A later epoch still in the history of the globe is known as the Quaternary period, the period that immediately preceded our present epoch. The great features of this period, which is divided into Glacial, Champlain and Terrace epochs, are the wide-spread oscillations of the earth’s crust in high latitudes towards the north and south poles, attended with great changes of climate from temperateness to extreme cold.

The Glacial epoch was characterized by upward crust movements, the land becoming over one thousand feet higher than at present. The land was covered with ice, and an arctic severity of climate extended almost to the Gulf of Mexico. The Champlain epoch was characterized by a downward movement of the coast until it became five hundred feet or more below the present level, so that many lower portions of the continent became covered with sea. At this time there was a moderation of the temperature, a melting of the vast sheets of ice, and consequently a flooding of rivers and lakes, with many icebergs floating in them. The last or Terrace epoch of the Quaternary period was characterized by a crust movement up to the present condition of things.

What is true of the instability of the North American Continent is true of all the continents of the globe. They have all grown from small beginnings to their present huge proportions, and are now undergoing slow but irresistible changes. When these facts are held in mind, one may form a faint conception of the colossal changes that have taken place throughout the sweep of bygone ages. Environment means a complexity of conditions almost infinite in their number and character, and almost infinite in their variations.

SECTION IV.
TRANSMUTATION OF LIVING FORMS.

TRANSMUTATION OF LIVING FORMS.

It ought now to be understood that not only is the present environment changing, but also that it has been changing from the earliest geologic times. What, then, is to be said about the living creatures that have existed in the changing environment during all these geologic ages? Have they been rigid, unyielding forms? By no means!

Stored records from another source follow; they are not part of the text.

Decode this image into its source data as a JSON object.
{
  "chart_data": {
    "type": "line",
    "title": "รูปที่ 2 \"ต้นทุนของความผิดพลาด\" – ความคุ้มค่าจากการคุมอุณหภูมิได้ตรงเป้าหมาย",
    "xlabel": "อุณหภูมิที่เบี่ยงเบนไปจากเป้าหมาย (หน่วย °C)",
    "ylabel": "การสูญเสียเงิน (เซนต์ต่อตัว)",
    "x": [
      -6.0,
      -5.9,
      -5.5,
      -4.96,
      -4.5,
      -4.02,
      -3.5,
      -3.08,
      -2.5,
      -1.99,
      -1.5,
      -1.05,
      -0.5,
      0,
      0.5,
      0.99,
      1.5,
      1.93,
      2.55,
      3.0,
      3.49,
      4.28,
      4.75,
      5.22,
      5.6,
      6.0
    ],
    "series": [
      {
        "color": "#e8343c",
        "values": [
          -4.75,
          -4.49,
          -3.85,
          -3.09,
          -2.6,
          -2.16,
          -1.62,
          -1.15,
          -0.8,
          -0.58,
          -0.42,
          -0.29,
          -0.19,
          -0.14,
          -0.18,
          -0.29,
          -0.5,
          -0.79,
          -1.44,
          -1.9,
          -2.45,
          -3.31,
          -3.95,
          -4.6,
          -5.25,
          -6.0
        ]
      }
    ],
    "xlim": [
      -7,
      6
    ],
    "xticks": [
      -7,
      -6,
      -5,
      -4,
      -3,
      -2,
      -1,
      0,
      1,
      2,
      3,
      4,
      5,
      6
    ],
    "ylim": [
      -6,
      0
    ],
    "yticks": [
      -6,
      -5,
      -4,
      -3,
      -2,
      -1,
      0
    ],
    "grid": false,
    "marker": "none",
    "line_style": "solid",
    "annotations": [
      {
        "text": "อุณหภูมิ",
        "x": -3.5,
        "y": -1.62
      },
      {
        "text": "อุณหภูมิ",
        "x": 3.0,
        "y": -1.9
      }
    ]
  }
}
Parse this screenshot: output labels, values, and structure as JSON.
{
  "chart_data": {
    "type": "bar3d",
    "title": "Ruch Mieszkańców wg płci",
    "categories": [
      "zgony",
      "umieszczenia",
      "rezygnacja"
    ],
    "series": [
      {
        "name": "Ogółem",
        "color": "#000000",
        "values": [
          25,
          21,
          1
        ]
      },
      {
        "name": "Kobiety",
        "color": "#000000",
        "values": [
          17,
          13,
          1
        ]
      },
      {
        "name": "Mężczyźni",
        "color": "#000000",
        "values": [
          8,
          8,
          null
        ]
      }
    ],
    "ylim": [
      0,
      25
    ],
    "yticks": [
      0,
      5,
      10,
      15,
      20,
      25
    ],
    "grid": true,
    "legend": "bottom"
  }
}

We know that they can be modified by altering the conditions at present; and a study of the fossils in the rock formations of the different ages of the world shows conclusively that animals and plants have altered in the past with the changing environment. The living creatures in the Silurian ages differ from those in the succeeding Devonian ages, and these latter differ from those in the still later Carboniferous ages; and so on, to the present. Changing physical geography and climate are associated with changing forms in animal and plant life. The growing amplitude and complexity of a continent are associated with increasing complexity and specialization of its living forms. Just as the North American Continent of the Tertiary period differs from that of the Silurian ages, so also do the animal and plant forms of the Tertiary period differ from those of the Silurian ages. Just as there has been a continuity in the growth of the Silurian continent to that of the Tertiary ages, and the present, so, also, there has been a continuity of living creatures from Silurian to Tertiary and present times. Changing conditions of life have compelled modifications in living forms, and those creatures that were unable to adapt themselves to the altering conditions of life have perished, while those that did adapt themselves, through useful variations, lived and progressed in organization.